Dans cette analyse, nous ne pouvons pas éviter un commentaire rapide sur le rôle du PD, et de l’aile gauche de LeU et autres, qui, ayant accepté l’hégémonie de l’adversaire, se sont limités à flotter dans le tableau politique, à jouer les spectateurs et à passer après les contradictions des autres. Même si, il faut le dire, avec un secrétariat de Zingaretti plus habile et plus fort, ce ne sont que des nains sur les épaules du “géant” de l’UE. Des épaules sur lesquelles les 5Stelle vont se regrouper, ainsi que la gauche italienne désormais épuisée, dans un pôle politique “démocratique” potentiel.
La lutte contre (ou plutôt l’éclatement de) l’UE et la représentation politique des classes subordonnées sont les questions qui n’ont pas été surmontées et qui sont maintenant proposées à nouveau avec l’obstination des faits, dans les conditions qui émergent de la crise profonde du système et de l’hégémonie que les appareils idéologiques bourgeois tentent de cacher mais qui est de plus en plus évidente, malgré les tentatives de mystification.

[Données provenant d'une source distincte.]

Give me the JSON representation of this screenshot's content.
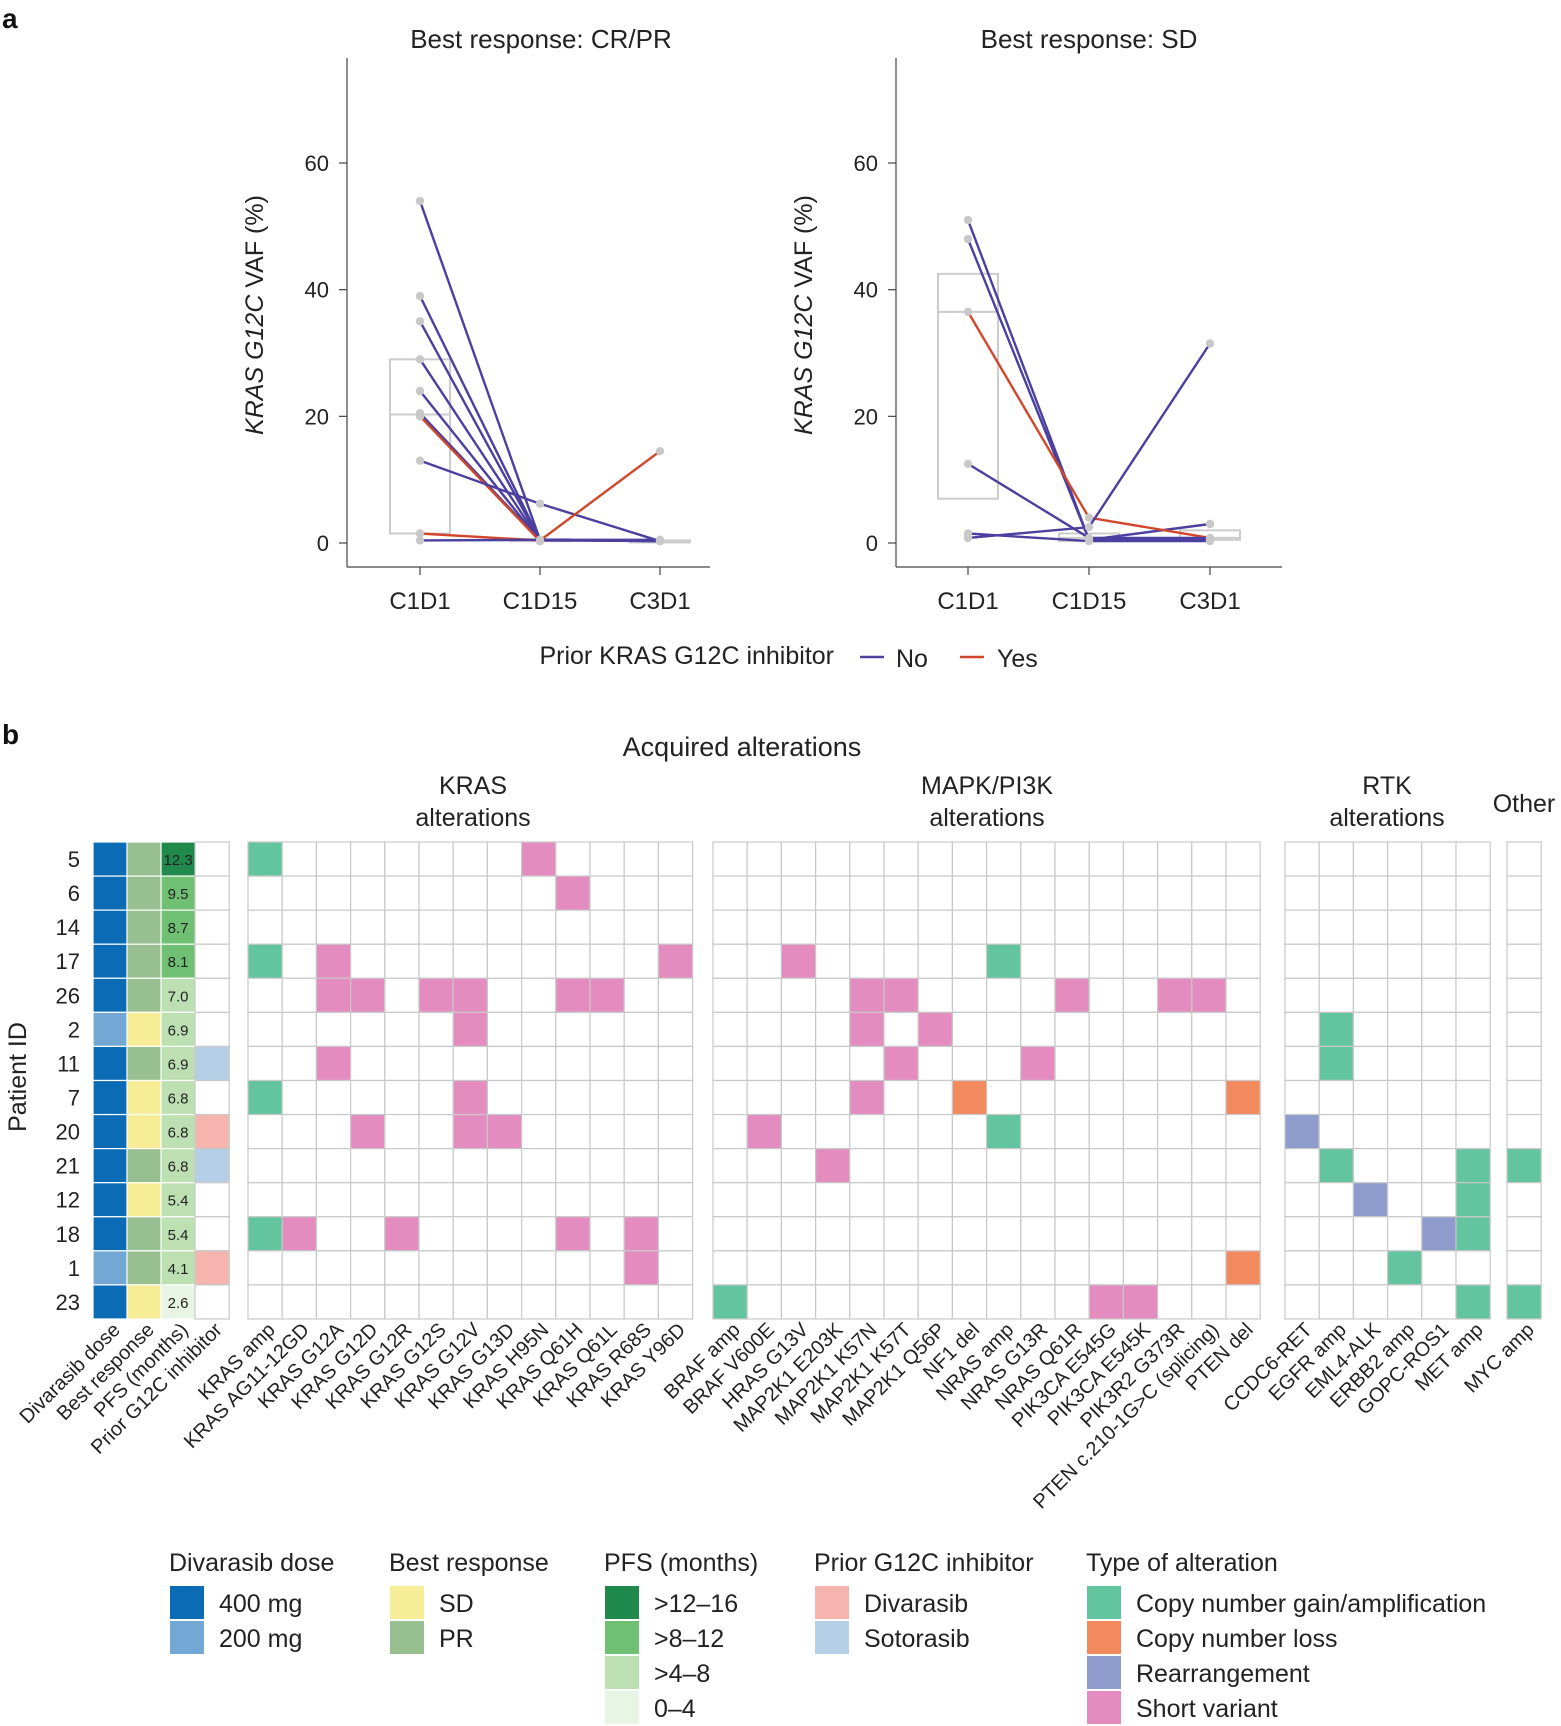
{
  "panel_labels": {
    "a": "a",
    "b": "b"
  },
  "colors": {
    "no": "#4b3fa0",
    "yes": "#d2472c",
    "point": "#c8c8c8",
    "box": "#cccccc",
    "grid": "#c8c8c8",
    "dose_400": "#0b6cb5",
    "dose_200": "#74a8d4",
    "resp_SD": "#f7ed97",
    "resp_PR": "#97bf8f",
    "pfs_12_16": "#1f8a4c",
    "pfs_8_12": "#6fc072",
    "pfs_4_8": "#bde0b2",
    "pfs_0_4": "#e9f5e4",
    "prior_D": "#f6b4ae",
    "prior_S": "#b4cfe6",
    "alt_C": "#63c4a0",
    "alt_L": "#f28a5e",
    "alt_R": "#8e9bcd",
    "alt_S": "#e48cc0"
  },
  "chart_data": [
    {
      "type": "line",
      "title": "Best response: CR/PR",
      "xlabel": "",
      "ylabel_italic": "KRAS G12C",
      "ylabel_rest": " VAF (%)",
      "categories": [
        "C1D1",
        "C1D15",
        "C3D1"
      ],
      "yticks": [
        0,
        20,
        40,
        60
      ],
      "ylim": [
        -4,
        76
      ],
      "series": [
        {
          "prior": "No",
          "values": [
            54,
            0.5,
            0.3
          ]
        },
        {
          "prior": "No",
          "values": [
            39,
            0.5,
            0.3
          ]
        },
        {
          "prior": "No",
          "values": [
            35,
            0.4,
            0.3
          ]
        },
        {
          "prior": "No",
          "values": [
            29,
            0.3,
            null
          ]
        },
        {
          "prior": "No",
          "values": [
            24,
            0.3,
            null
          ]
        },
        {
          "prior": "No",
          "values": [
            20.5,
            0.4,
            null
          ]
        },
        {
          "prior": "Yes",
          "values": [
            20,
            0.3,
            null
          ]
        },
        {
          "prior": "No",
          "values": [
            13,
            6.2,
            0.3
          ]
        },
        {
          "prior": "Yes",
          "values": [
            1.5,
            0.4,
            14.5
          ]
        },
        {
          "prior": "No",
          "values": [
            0.4,
            0.5,
            0.5
          ]
        }
      ],
      "boxes": [
        {
          "x": "C1D1",
          "q1": 1.5,
          "median": 20.3,
          "q3": 29
        },
        {
          "x": "C1D15",
          "q1": 0.3,
          "median": 0.4,
          "q3": 0.6
        },
        {
          "x": "C3D1",
          "q1": 0.2,
          "median": 0.3,
          "q3": 0.4
        }
      ]
    },
    {
      "type": "line",
      "title": "Best response: SD",
      "xlabel": "",
      "ylabel_italic": "KRAS G12C",
      "ylabel_rest": " VAF (%)",
      "categories": [
        "C1D1",
        "C1D15",
        "C3D1"
      ],
      "yticks": [
        0,
        20,
        40,
        60
      ],
      "ylim": [
        -4,
        76
      ],
      "series": [
        {
          "prior": "No",
          "values": [
            51,
            0.5,
            3
          ]
        },
        {
          "prior": "No",
          "values": [
            48,
            0.5,
            0.5
          ]
        },
        {
          "prior": "Yes",
          "values": [
            36.5,
            4,
            0.8
          ]
        },
        {
          "prior": "No",
          "values": [
            12.5,
            0.8,
            0.8
          ]
        },
        {
          "prior": "No",
          "values": [
            1.5,
            0.3,
            0.3
          ]
        },
        {
          "prior": "No",
          "values": [
            0.8,
            2.5,
            31.5
          ]
        }
      ],
      "boxes": [
        {
          "x": "C1D1",
          "q1": 7,
          "median": 36.5,
          "q3": 42.5
        },
        {
          "x": "C1D15",
          "q1": 0.3,
          "median": 0.8,
          "q3": 1.5
        },
        {
          "x": "C3D1",
          "q1": 0.5,
          "median": 0.8,
          "q3": 2
        }
      ]
    },
    {
      "type": "heatmap",
      "title": "Acquired alterations",
      "ylabel": "Patient ID",
      "patients": [
        "5",
        "6",
        "14",
        "17",
        "26",
        "2",
        "11",
        "7",
        "20",
        "21",
        "12",
        "18",
        "1",
        "23"
      ],
      "clinical_columns": [
        "Divarasib dose",
        "Best response",
        "PFS (months)",
        "Prior G12C inhibitor"
      ],
      "dose": [
        "400",
        "400",
        "400",
        "400",
        "400",
        "200",
        "400",
        "400",
        "400",
        "400",
        "400",
        "400",
        "200",
        "400"
      ],
      "response": [
        "PR",
        "PR",
        "PR",
        "PR",
        "PR",
        "SD",
        "PR",
        "SD",
        "SD",
        "PR",
        "SD",
        "PR",
        "PR",
        "SD"
      ],
      "pfs": [
        "12.3",
        "9.5",
        "8.7",
        "8.1",
        "7.0",
        "6.9",
        "6.9",
        "6.8",
        "6.8",
        "6.8",
        "5.4",
        "5.4",
        "4.1",
        "2.6"
      ],
      "prior": [
        "",
        "",
        "",
        "",
        "",
        "",
        "S",
        "",
        "D",
        "S",
        "",
        "",
        "D",
        ""
      ],
      "groups": [
        {
          "name": [
            "KRAS",
            "alterations"
          ],
          "genes": [
            "KRAS amp",
            "KRAS AG11-12GD",
            "KRAS G12A",
            "KRAS G12D",
            "KRAS G12R",
            "KRAS G12S",
            "KRAS G12V",
            "KRAS G13D",
            "KRAS H95N",
            "KRAS Q61H",
            "KRAS Q61L",
            "KRAS R68S",
            "KRAS Y96D"
          ],
          "cells": {
            "5": {
              "0": "C",
              "8": "S"
            },
            "6": {
              "9": "S"
            },
            "17": {
              "0": "C",
              "2": "S",
              "12": "S"
            },
            "26": {
              "2": "S",
              "3": "S",
              "5": "S",
              "6": "S",
              "9": "S",
              "10": "S"
            },
            "2": {
              "6": "S"
            },
            "11": {
              "2": "S"
            },
            "7": {
              "0": "C",
              "6": "S"
            },
            "20": {
              "3": "S",
              "6": "S",
              "7": "S"
            },
            "18": {
              "0": "C",
              "1": "S",
              "4": "S",
              "9": "S",
              "11": "S"
            },
            "1": {
              "11": "S"
            }
          }
        },
        {
          "name": [
            "MAPK/PI3K",
            "alterations"
          ],
          "genes": [
            "BRAF amp",
            "BRAF V600E",
            "HRAS G13V",
            "MAP2K1 E203K",
            "MAP2K1 K57N",
            "MAP2K1 K57T",
            "MAP2K1 Q56P",
            "NF1 del",
            "NRAS amp",
            "NRAS G13R",
            "NRAS Q61R",
            "PIK3CA E545G",
            "PIK3CA E545K",
            "PIK3R2 G373R",
            "PTEN c.210-1G>C (splicing)",
            "PTEN del"
          ],
          "cells": {
            "17": {
              "2": "S",
              "8": "C"
            },
            "26": {
              "4": "S",
              "5": "S",
              "10": "S",
              "13": "S",
              "14": "S"
            },
            "2": {
              "4": "S",
              "6": "S"
            },
            "11": {
              "5": "S",
              "9": "S"
            },
            "7": {
              "4": "S",
              "7": "L",
              "15": "L"
            },
            "20": {
              "1": "S",
              "8": "C"
            },
            "21": {
              "3": "S"
            },
            "1": {
              "15": "L"
            },
            "23": {
              "0": "C",
              "11": "S",
              "12": "S"
            }
          }
        },
        {
          "name": [
            "RTK",
            "alterations"
          ],
          "genes": [
            "CCDC6-RET",
            "EGFR amp",
            "EML4-ALK",
            "ERBB2 amp",
            "GOPC-ROS1",
            "MET amp"
          ],
          "cells": {
            "2": {
              "1": "C"
            },
            "11": {
              "1": "C"
            },
            "20": {
              "0": "R"
            },
            "21": {
              "1": "C",
              "5": "C"
            },
            "12": {
              "2": "R",
              "5": "C"
            },
            "18": {
              "4": "R",
              "5": "C"
            },
            "1": {
              "3": "C"
            },
            "23": {
              "5": "C"
            }
          }
        },
        {
          "name": [
            "Other"
          ],
          "genes": [
            "MYC amp"
          ],
          "cells": {
            "21": {
              "0": "C"
            },
            "23": {
              "0": "C"
            }
          }
        }
      ]
    }
  ],
  "line_legend": {
    "title": "Prior KRAS G12C inhibitor",
    "no": "No",
    "yes": "Yes"
  },
  "legends": [
    {
      "title": "Divarasib dose",
      "items": [
        {
          "label": "400 mg",
          "key": "dose_400"
        },
        {
          "label": "200 mg",
          "key": "dose_200"
        }
      ]
    },
    {
      "title": "Best response",
      "items": [
        {
          "label": "SD",
          "key": "resp_SD"
        },
        {
          "label": "PR",
          "key": "resp_PR"
        }
      ]
    },
    {
      "title": "PFS (months)",
      "items": [
        {
          "label": ">12–16",
          "key": "pfs_12_16"
        },
        {
          "label": ">8–12",
          "key": "pfs_8_12"
        },
        {
          "label": ">4–8",
          "key": "pfs_4_8"
        },
        {
          "label": "0–4",
          "key": "pfs_0_4"
        }
      ]
    },
    {
      "title": "Prior G12C inhibitor",
      "items": [
        {
          "label": "Divarasib",
          "key": "prior_D"
        },
        {
          "label": "Sotorasib",
          "key": "prior_S"
        }
      ]
    },
    {
      "title": "Type of alteration",
      "items": [
        {
          "label": "Copy number gain/amplification",
          "key": "alt_C"
        },
        {
          "label": "Copy number loss",
          "key": "alt_L"
        },
        {
          "label": "Rearrangement",
          "key": "alt_R"
        },
        {
          "label": "Short variant",
          "key": "alt_S"
        }
      ]
    }
  ]
}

Une crise d’hégémonie qui repropose la pertinence du socialisme dans les contradictions du modèle social actuel, comme l’ont révélé soudainement et de manière inattendue les aides cubaines et chinoises à notre système de santé, en plein dans les régions d'”excellence” sanitaire du Nord
Depuis longtemps, la RdC soutient, théoriquement, politiquement et analytiquement, que ce sont les points sur lesquels la classe de gauche peut faire un saut qualitatif, en brisant la stagnation et en relançant le conflit politique et social dans le pays. Ce n’est certainement pas une coïncidence si c’est précisément sur ces deux éléments que se concentrent les crises institutionnelles et de parti. Les fascistes de Fd’I ne peuvent certainement pas non plus se présenter comme candidats pour recueillir l’héritage de la “rupture” réactionnaire que Berlusconi puis Salvini ont essayé de représenter.
Dans la clarté des hautes références politiques, de la dénonciation du rôle de l’UE à l’actualité du socialisme, il est nécessaire d’œuvrer à la construction d’un front de forces représentatif de la crise sociale et politique. Y compris la contradiction que traverse le M5S, qui semble pouvoir produire des fractures au sommet du mouvement mais en produit certainement à la base, que 40% ont voté contre Draghi.
Le RdC entend promouvoir sa propre initiative politique en ce sens, dans tous les lieux possibles. Puisque nous sommes convaincus que la réalité que nous avons devant nous doit aussi être interprétée dans sa dynamique intime, nous voulons ouvrir dans les semaines à venir un Forum de large comparaison, une phase d’approfondissement sur les caractères de la transition actuelle qui, comme nous l’avons dit à plusieurs reprises, a la profondeur de l’histoire.